Arguments could be made about a number of other characters, including those whose kind moments are mixed with others of cunning and evil. Jaime Lannister (Nikolaj Coster-Waldau) begins the series looking like a truly terrible man, but his character arc reveals a broken, sensitive man who suffers under the weight of conflicted emotional, familial, and dutiful struggles. He has undeniably committed some terrible acts and frequently presents himself with the arrogance and superiority typical of his Lannister surname, but his behavior often suggests if things had played out differently in his life, he would be a different, perhaps even kinder, person.
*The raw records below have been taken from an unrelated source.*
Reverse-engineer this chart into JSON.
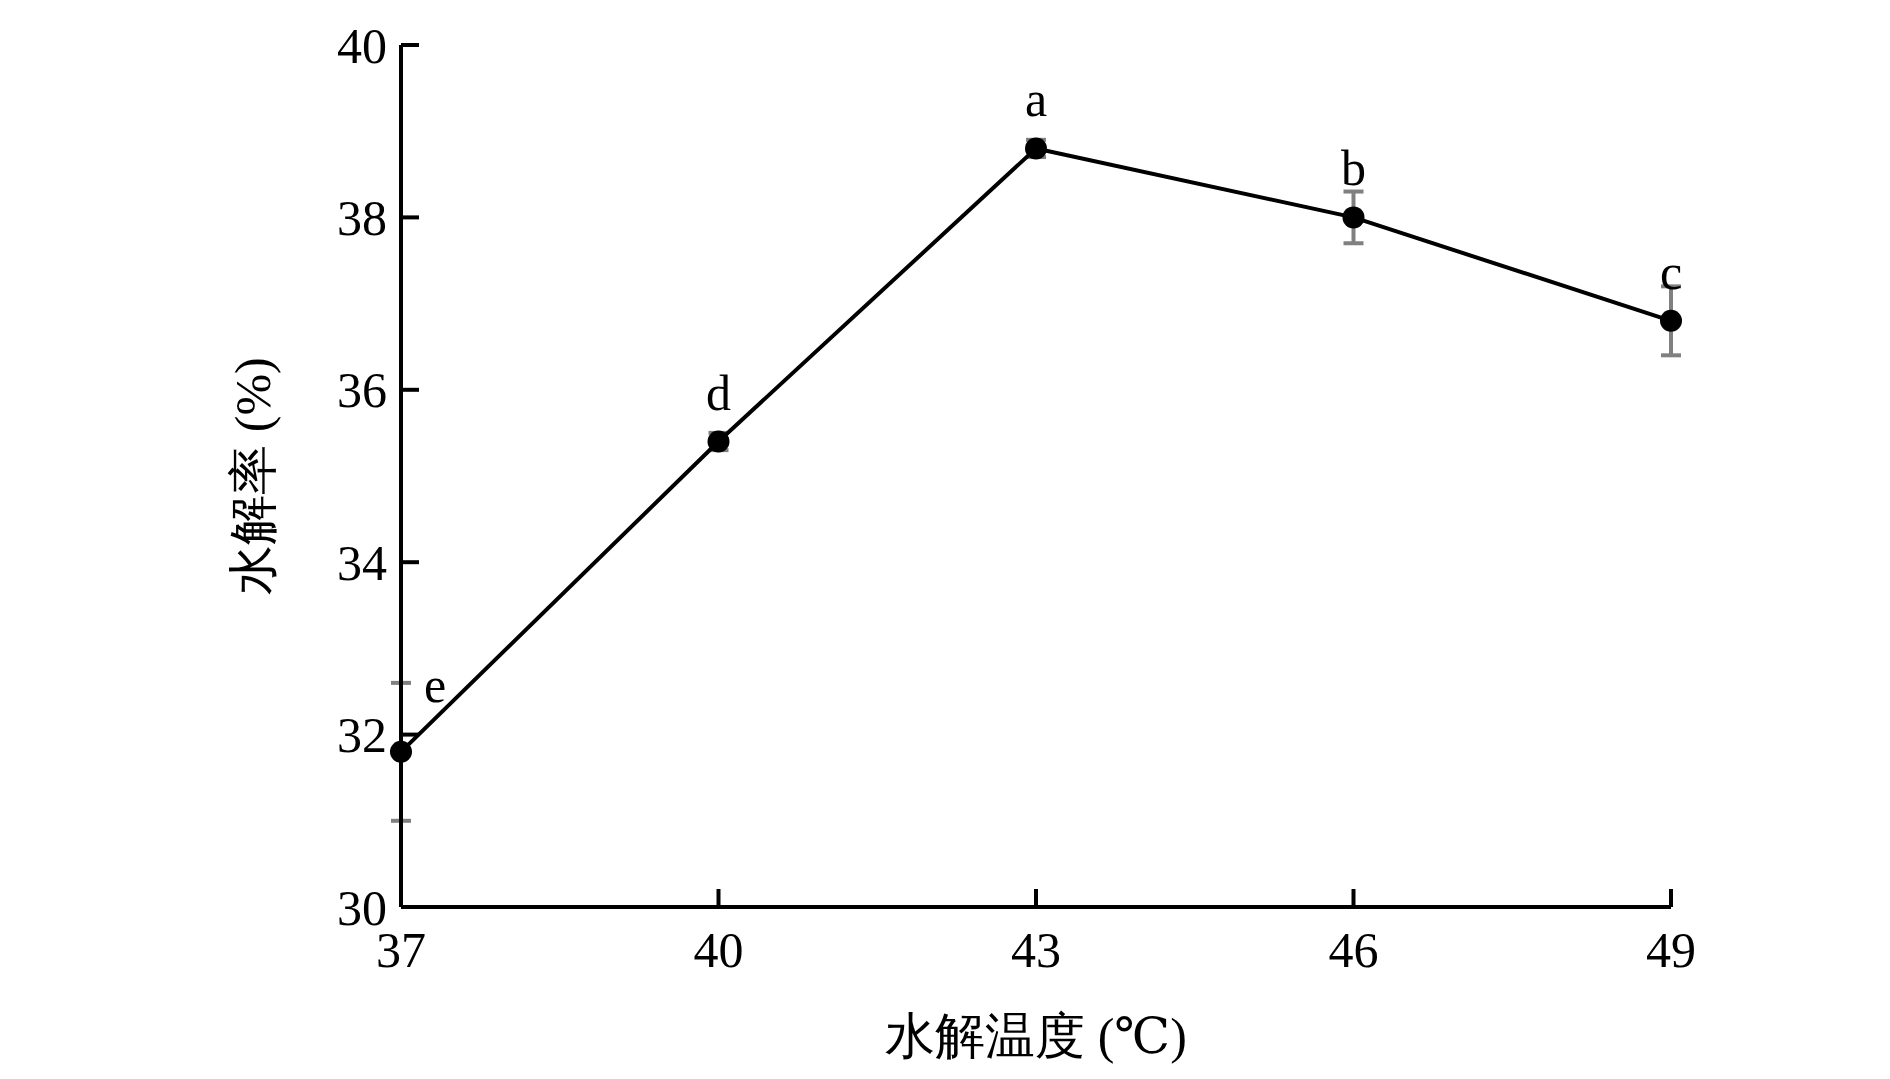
{
  "chart_data": {
    "type": "line",
    "xlabel": "水解温度 (℃)",
    "ylabel": "水解率 (%)",
    "x": [
      37,
      40,
      43,
      46,
      49
    ],
    "series": [
      {
        "color": "#000000",
        "values": [
          31.8,
          35.4,
          38.8,
          38.0,
          36.8
        ],
        "errors": [
          0.8,
          0.1,
          0.1,
          0.3,
          0.4
        ]
      }
    ],
    "xlim": [
      37,
      49
    ],
    "xticks": [
      37,
      40,
      43,
      46,
      49
    ],
    "ylim": [
      30,
      40
    ],
    "yticks": [
      30,
      32,
      34,
      36,
      38,
      40
    ],
    "marker": "circle",
    "line_style": "solid",
    "annotations": [
      {
        "text": "e",
        "x": 37,
        "y": 31.8
      },
      {
        "text": "d",
        "x": 40,
        "y": 35.4
      },
      {
        "text": "a",
        "x": 43,
        "y": 38.8
      },
      {
        "text": "b",
        "x": 46,
        "y": 38.0
      },
      {
        "text": "c",
        "x": 49,
        "y": 36.8
      }
    ]
  }
}
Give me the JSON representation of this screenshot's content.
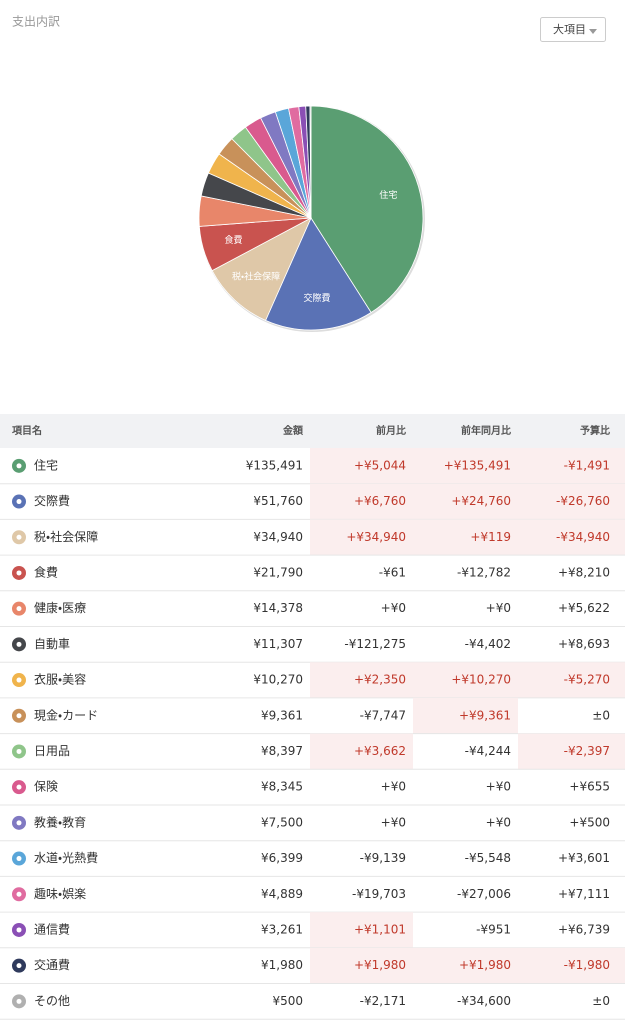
{
  "header": {
    "title": "支出内訳",
    "dropdown": "大項目"
  },
  "chart_data": {
    "type": "pie",
    "categories": [
      "住宅",
      "交際費",
      "税・社会保障",
      "食費",
      null,
      null,
      null,
      null,
      null,
      null,
      null,
      null,
      null,
      null,
      null,
      null
    ],
    "values": [
      135491,
      51760,
      34940,
      21790,
      14378,
      11307,
      10270,
      9361,
      8397,
      8345,
      7500,
      6399,
      4889,
      3261,
      1980,
      500
    ],
    "colors": [
      "#5a9e72",
      "#5a72b5",
      "#dfc8a8",
      "#c9534f",
      "#e8866a",
      "#45474b",
      "#f0b44c",
      "#c8915a",
      "#8fc58a",
      "#d95a8e",
      "#8079c2",
      "#5aa6d9",
      "#e06ca0",
      "#8a4fb5",
      "#2f3a5c",
      "#b0b0b0"
    ]
  },
  "table": {
    "columns": [
      "項目名",
      "金額",
      "前月比",
      "前年同月比",
      "予算比"
    ],
    "rows": [
      [
        "住宅",
        "¥135,491",
        "+¥5,044",
        "+¥135,491",
        "-¥1,491"
      ],
      [
        "交際費",
        "¥51,760",
        "+¥6,760",
        "+¥24,760",
        "-¥26,760"
      ],
      [
        "税・社会保障",
        "¥34,940",
        "+¥34,940",
        "+¥119",
        "-¥34,940"
      ],
      [
        "食費",
        "¥21,790",
        "-¥61",
        "-¥12,782",
        "+¥8,210"
      ],
      [
        "健康・医療",
        "¥14,378",
        "+¥0",
        "+¥0",
        "+¥5,622"
      ],
      [
        "自動車",
        "¥11,307",
        "-¥121,275",
        "-¥4,402",
        "+¥8,693"
      ],
      [
        "衣服・美容",
        "¥10,270",
        "+¥2,350",
        "+¥10,270",
        "-¥5,270"
      ],
      [
        "現金・カード",
        "¥9,361",
        "-¥7,747",
        "+¥9,361",
        "±0"
      ],
      [
        "日用品",
        "¥8,397",
        "+¥3,662",
        "-¥4,244",
        "-¥2,397"
      ],
      [
        "保険",
        "¥8,345",
        "+¥0",
        "+¥0",
        "+¥655"
      ],
      [
        "教養・教育",
        "¥7,500",
        "+¥0",
        "+¥0",
        "+¥500"
      ],
      [
        "水道・光熱費",
        "¥6,399",
        "-¥9,139",
        "-¥5,548",
        "+¥3,601"
      ],
      [
        "趣味・娯楽",
        "¥4,889",
        "-¥19,703",
        "-¥27,006",
        "+¥7,111"
      ],
      [
        "通信費",
        "¥3,261",
        "+¥1,101",
        "-¥951",
        "+¥6,739"
      ],
      [
        "交通費",
        "¥1,980",
        "+¥1,980",
        "+¥1,980",
        "-¥1,980"
      ],
      [
        "その他",
        "¥500",
        "-¥2,171",
        "-¥34,600",
        "±0"
      ]
    ]
  }
}
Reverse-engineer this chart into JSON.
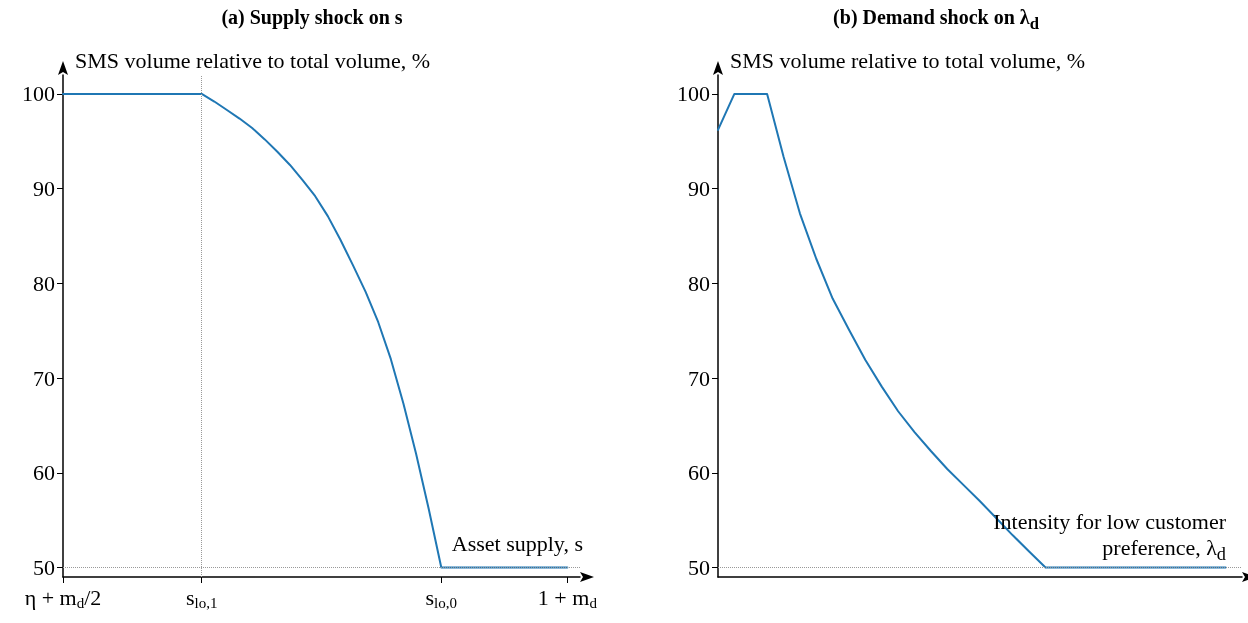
{
  "chart_data": [
    {
      "type": "line",
      "title": "(a) Supply shock on s",
      "xlabel": "Asset supply, s",
      "ylabel": "SMS volume relative to total volume, %",
      "categories": [
        "η + m$_{d}$/2",
        null,
        null,
        null,
        null,
        null,
        null,
        null,
        null,
        null,
        null,
        "s$_{lo,1}$",
        null,
        null,
        null,
        null,
        null,
        null,
        null,
        null,
        null,
        null,
        null,
        null,
        null,
        null,
        null,
        null,
        null,
        null,
        "s$_{lo,0}$",
        null,
        null,
        null,
        null,
        null,
        null,
        null,
        null,
        null,
        "1 + m$_{d}$",
        null
      ],
      "ylim": [
        49,
        102
      ],
      "yticks": [
        50,
        60,
        70,
        80,
        90,
        100
      ],
      "grid": false,
      "marker": "none",
      "line_style": "solid",
      "series": [
        {
          "color": "#1f77b4",
          "values": [
            100,
            100,
            100,
            100,
            100,
            100,
            100,
            100,
            100,
            100,
            100,
            100,
            99.2,
            98.3,
            97.4,
            96.4,
            95.2,
            93.9,
            92.5,
            90.9,
            89.2,
            87.1,
            84.6,
            81.9,
            79.1,
            75.9,
            72.0,
            67.3,
            62.0,
            56.2,
            50,
            50,
            50,
            50,
            50,
            50,
            50,
            50,
            50,
            50,
            50,
            null
          ]
        }
      ],
      "ref_lines": [
        {
          "axis": "x",
          "value": "s$_{lo,1}$",
          "color": "#999999",
          "line_style": "dotted"
        },
        {
          "axis": "y",
          "value": 50,
          "color": "#999999",
          "line_style": "dotted"
        }
      ]
    },
    {
      "type": "line",
      "title": "(b) Demand shock on λ$_{d}$",
      "xlabel": "Intensity for low customer preference, λ$_{d}$",
      "ylabel": "SMS volume relative to total volume, %",
      "categories": [
        null,
        null,
        null,
        null,
        null,
        null,
        null,
        null,
        null,
        null,
        null,
        null,
        null,
        null,
        null,
        null,
        null,
        null,
        null,
        null,
        null,
        null,
        null,
        null,
        null,
        null,
        null,
        null,
        null,
        null,
        null,
        null,
        null
      ],
      "tick_labels": "y",
      "ylim": [
        49,
        102
      ],
      "yticks": [
        50,
        60,
        70,
        80,
        90,
        100
      ],
      "grid": false,
      "marker": "none",
      "line_style": "solid",
      "series": [
        {
          "color": "#1f77b4",
          "values": [
            96.2,
            100,
            100,
            100,
            93.4,
            87.4,
            82.6,
            78.4,
            75.1,
            71.9,
            69.1,
            66.5,
            64.3,
            62.3,
            60.4,
            58.7,
            57.0,
            55.2,
            53.4,
            51.7,
            50,
            50,
            50,
            50,
            50,
            50,
            50,
            50,
            50,
            50,
            50,
            50,
            null
          ]
        }
      ],
      "ref_lines": [
        {
          "axis": "y",
          "value": 50,
          "color": "#999999",
          "line_style": "dotted"
        }
      ]
    }
  ]
}
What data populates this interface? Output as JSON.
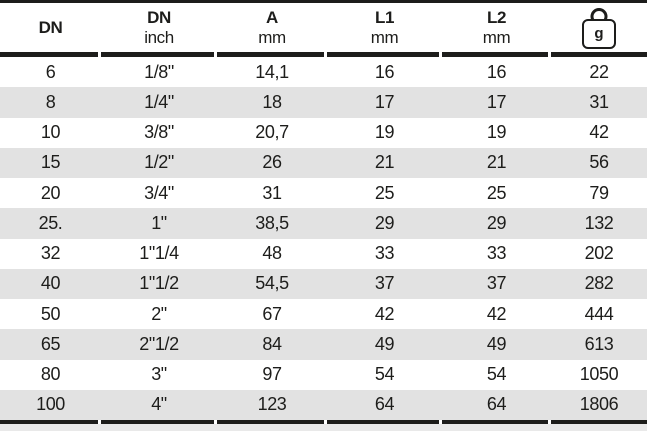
{
  "table": {
    "title": "dimension-weight-table",
    "columns": [
      {
        "label": "DN",
        "sublabel": ""
      },
      {
        "label": "DN",
        "sublabel": "inch"
      },
      {
        "label": "A",
        "sublabel": "mm"
      },
      {
        "label": "L1",
        "sublabel": "mm"
      },
      {
        "label": "L2",
        "sublabel": "mm"
      },
      {
        "label": "g",
        "sublabel": "",
        "icon": "weight-icon"
      }
    ],
    "rows": [
      [
        "6",
        "1/8\"",
        "14,1",
        "16",
        "16",
        "22"
      ],
      [
        "8",
        "1/4\"",
        "18",
        "17",
        "17",
        "31"
      ],
      [
        "10",
        "3/8\"",
        "20,7",
        "19",
        "19",
        "42"
      ],
      [
        "15",
        "1/2\"",
        "26",
        "21",
        "21",
        "56"
      ],
      [
        "20",
        "3/4\"",
        "31",
        "25",
        "25",
        "79"
      ],
      [
        "25.",
        "1\"",
        "38,5",
        "29",
        "29",
        "132"
      ],
      [
        "32",
        "1\"1/4",
        "48",
        "33",
        "33",
        "202"
      ],
      [
        "40",
        "1\"1/2",
        "54,5",
        "37",
        "37",
        "282"
      ],
      [
        "50",
        "2\"",
        "67",
        "42",
        "42",
        "444"
      ],
      [
        "65",
        "2\"1/2",
        "84",
        "49",
        "49",
        "613"
      ],
      [
        "80",
        "3\"",
        "97",
        "54",
        "54",
        "1050"
      ],
      [
        "100",
        "4\"",
        "123",
        "64",
        "64",
        "1806"
      ]
    ]
  },
  "colors": {
    "ink": "#1d1d1b",
    "rule": "#1d1d1b",
    "stripe": "#e2e2e2",
    "footer_strip": "#e9e9e9"
  }
}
Jaime Lannister (Nikolaj Coster-Waldau)

Brienne of Tarth (Gwendolyn Christie) is a character who has shown no signs of malice, but she would more accurately be classified as honorable than kind, as she acts more in accordance with a personal code of duty than due to a feeling of warmth and good will to humankind. Even the Hound (Rory McCann) seems to have a hidden strand of kindness that has been suppressed by a life of familial torture, murder and his outward projection of a terrifying slayer of men. Perhaps his endless swearing and murderous threats are compensating for the kindness he feels is a weakness.

The Hound (Rory McCann)

For that matter, how about Daenerys? Her kindness is a point of contention within the ScreenPrism office. Some feel she is the kindest character of them all, freeing slaves and listening to their demands for hours on end. Her modus operandi is to do whatever is morally right and benefits the largest number of people. She destroys places of injustice and stands against fighting for sport as an immoral activity that does no good for the public. However, others feel that while she performs good deeds that benefit the lives of thousands, her choices align with her self-interest. Her actions gain support of the people and build armies which can assist her in her ambition to take over King’s Landing and restore the Targaryen name. As with Brienne, many of her “kind” decisions are truly dictated by her ethics, if they are not solely fueled by her personal desires. Is she showing kindness or a blend of ambition, ethics and pragmatism?

Daenerys Targaryen (Emilia Clarke)

What do you think? Are there other characters you classify as kind?